Availability of building materials improves

The availability of some key construction materials continues to improve, according to the Construction Leadership Council’s Product Availability working group in its latest statement issued just before Christmas. 

Overall product availability is good and returning to pre-Covid levels, while some bricks, blocks, plasterboard and roofing products are occasionally still subject to disruption or allocation. Despite this, lead times for these products are now far lower than earlier in the year, according to John Newcomb, CEO of the Builders Merchants Federation and Peter Caplehorn, CEO of the Construction Products Association, who are co-chairs of the working group

This is a far cry from the difficult situation reported on the blog this time last year.  

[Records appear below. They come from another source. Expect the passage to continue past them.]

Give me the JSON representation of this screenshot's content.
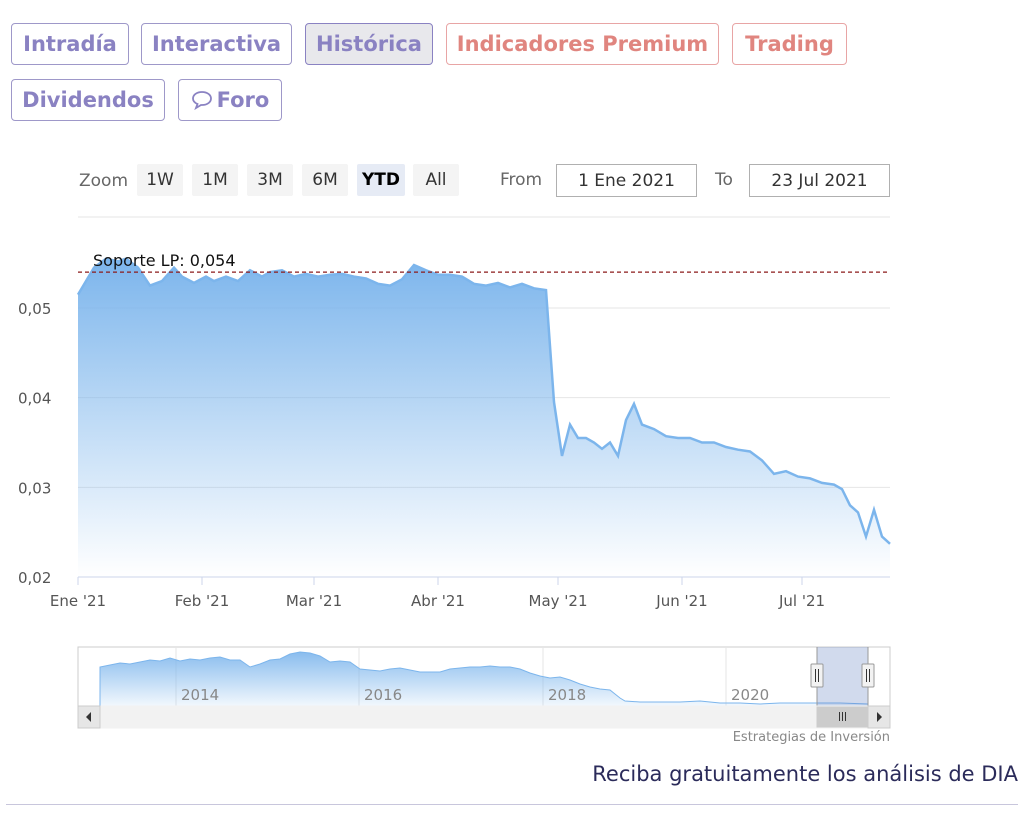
{
  "tabs": [
    {
      "label": "Intradía",
      "style": "normal"
    },
    {
      "label": "Interactiva",
      "style": "normal"
    },
    {
      "label": "Histórica",
      "style": "active"
    },
    {
      "label": "Indicadores Premium",
      "style": "red"
    },
    {
      "label": "Trading",
      "style": "red"
    },
    {
      "label": "Dividendos",
      "style": "normal"
    },
    {
      "label": "Foro",
      "style": "normal",
      "icon": "speech-bubble-icon"
    }
  ],
  "range_selector": {
    "zoom_label": "Zoom",
    "buttons": [
      "1W",
      "1M",
      "3M",
      "6M",
      "YTD",
      "All"
    ],
    "selected": "YTD",
    "from_label": "From",
    "from_value": "1 Ene 2021",
    "to_label": "To",
    "to_value": "23 Jul 2021"
  },
  "chart_data": {
    "type": "area",
    "title": "",
    "x_tick_labels": [
      "Ene '21",
      "Feb '21",
      "Mar '21",
      "Abr '21",
      "May '21",
      "Jun '21",
      "Jul '21"
    ],
    "y_tick_labels": [
      "0,02",
      "0,03",
      "0,04",
      "0,05"
    ],
    "ylim": [
      0.02,
      0.0555
    ],
    "xlim": [
      "2021-01-01",
      "2021-07-23"
    ],
    "grid": true,
    "color": "#7cb5ec",
    "plot_line": {
      "label": "Soporte LP: 0,054",
      "value": 0.054,
      "color": "#8b1a1a"
    },
    "series": [
      {
        "x": [
          "2021-01-01",
          "2021-01-03",
          "2021-01-05",
          "2021-01-08",
          "2021-01-11",
          "2021-01-13",
          "2021-01-16",
          "2021-01-19",
          "2021-01-22",
          "2021-01-25",
          "2021-01-27",
          "2021-01-30",
          "2021-02-02",
          "2021-02-04",
          "2021-02-07",
          "2021-02-10",
          "2021-02-13",
          "2021-02-16",
          "2021-02-18",
          "2021-02-21",
          "2021-02-24",
          "2021-02-27",
          "2021-03-02",
          "2021-03-05",
          "2021-03-08",
          "2021-03-11",
          "2021-03-14",
          "2021-03-17",
          "2021-03-20",
          "2021-03-23",
          "2021-03-26",
          "2021-03-29",
          "2021-04-01",
          "2021-04-04",
          "2021-04-07",
          "2021-04-10",
          "2021-04-13",
          "2021-04-16",
          "2021-04-19",
          "2021-04-22",
          "2021-04-25",
          "2021-04-28",
          "2021-04-30",
          "2021-05-02",
          "2021-05-04",
          "2021-05-06",
          "2021-05-08",
          "2021-05-10",
          "2021-05-12",
          "2021-05-14",
          "2021-05-16",
          "2021-05-18",
          "2021-05-20",
          "2021-05-22",
          "2021-05-25",
          "2021-05-28",
          "2021-05-31",
          "2021-06-03",
          "2021-06-06",
          "2021-06-09",
          "2021-06-12",
          "2021-06-15",
          "2021-06-18",
          "2021-06-21",
          "2021-06-24",
          "2021-06-27",
          "2021-06-30",
          "2021-07-03",
          "2021-07-06",
          "2021-07-09",
          "2021-07-11",
          "2021-07-13",
          "2021-07-15",
          "2021-07-17",
          "2021-07-19",
          "2021-07-21",
          "2021-07-23"
        ],
        "values": [
          0.0515,
          0.053,
          0.0545,
          0.0555,
          0.0552,
          0.0555,
          0.0545,
          0.0525,
          0.053,
          0.0545,
          0.0535,
          0.0528,
          0.0535,
          0.053,
          0.0535,
          0.053,
          0.0542,
          0.0535,
          0.054,
          0.0542,
          0.0535,
          0.0538,
          0.0535,
          0.0537,
          0.0538,
          0.0535,
          0.0533,
          0.0527,
          0.0525,
          0.0532,
          0.0548,
          0.0542,
          0.0537,
          0.0537,
          0.0535,
          0.0527,
          0.0525,
          0.0528,
          0.0523,
          0.0527,
          0.0522,
          0.052,
          0.0395,
          0.0335,
          0.037,
          0.0355,
          0.0355,
          0.035,
          0.0343,
          0.035,
          0.0335,
          0.0375,
          0.0393,
          0.037,
          0.0365,
          0.0357,
          0.0355,
          0.0355,
          0.035,
          0.035,
          0.0345,
          0.0342,
          0.034,
          0.033,
          0.0315,
          0.0318,
          0.0312,
          0.031,
          0.0305,
          0.0303,
          0.0298,
          0.028,
          0.0272,
          0.0245,
          0.0275,
          0.0245,
          0.0237
        ]
      }
    ],
    "navigator": {
      "tick_labels": [
        "2014",
        "2016",
        "2018",
        "2020"
      ]
    }
  },
  "credits": "Estrategias de Inversión",
  "cta_text": "Reciba gratuitamente los análisis de DIA"
}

The availability of gas boilers and other products containing semi-conductors and electrical components remains the most problematic in terms of supply, as sub-component manufacturers operating in a highly competitive global market continue to experience restricted supply. 

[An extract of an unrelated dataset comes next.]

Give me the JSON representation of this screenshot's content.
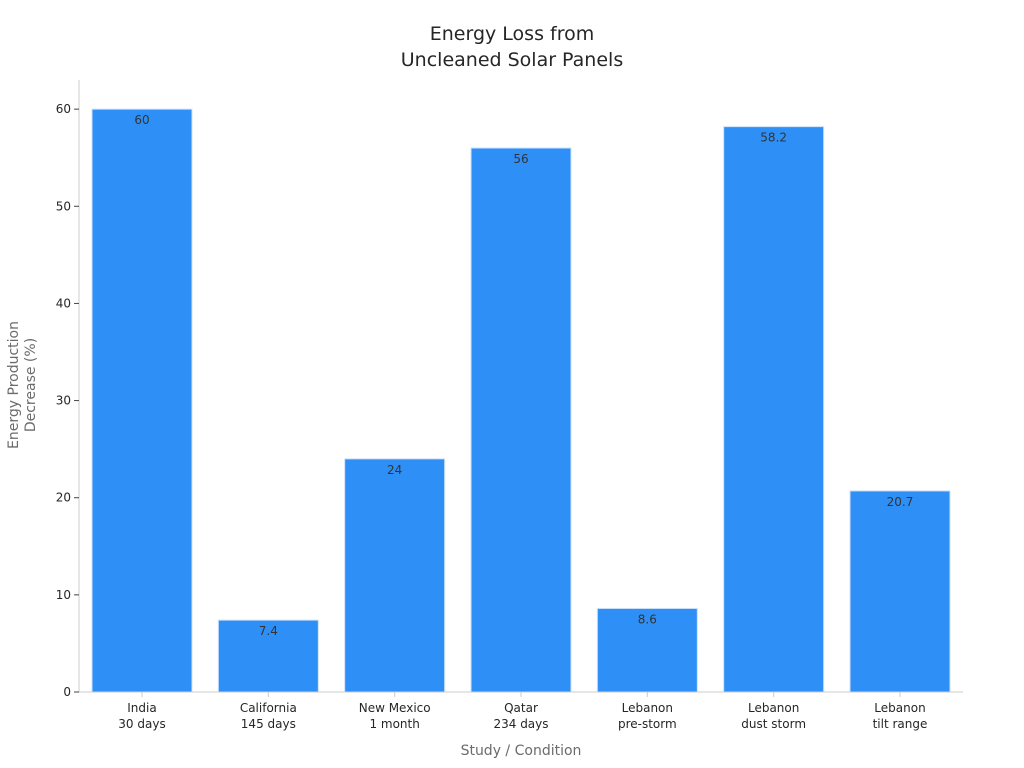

In addition, the electro-technical sector has highlighted a new area of concern regarding the supply of solar and environmental products, with difficulty identifying those coming from Chinese manufacturers with the proper accreditation. This is a growing product area with increasing demand, so the UK construction industry is challenged to ensure such products are of the proper standard and quality.

Timber availability is good with further reductions in prices due to the large amount of stock already in the UK and reduced shipping costs. However, due to sanctions, birch plywood cannot be legally sourced from Russia and alternatives sources of supply might be needed.

Shipping lead times from the Far East are improving, though China is now experiencing rising Covid rates following the relaxation of their lockdown regulations which may lead to more bottlenecks. However, with a surplus of containers in China and container rates generally down by 80 per cent from their peak, the working group says this is a great improvement.

Looking ahead, rising energy and wage costs are expected to put significant upward pressure on prices in the New Year. Manufacturers of energy-intensive products such as bricks, cement, glass, insulation and plasterboard warn that, although many have been able to hedge energy costs through Q1 of 2023, energy prices in Q2 and Q3 are expected to be considerably above historical (pre-Ukraine war) levels without further Government support.  

Indeed, several plaster, plasterboard and insulation manufacturers have notified there will be double-digit inflationary increases in the year ahead, states the CLC.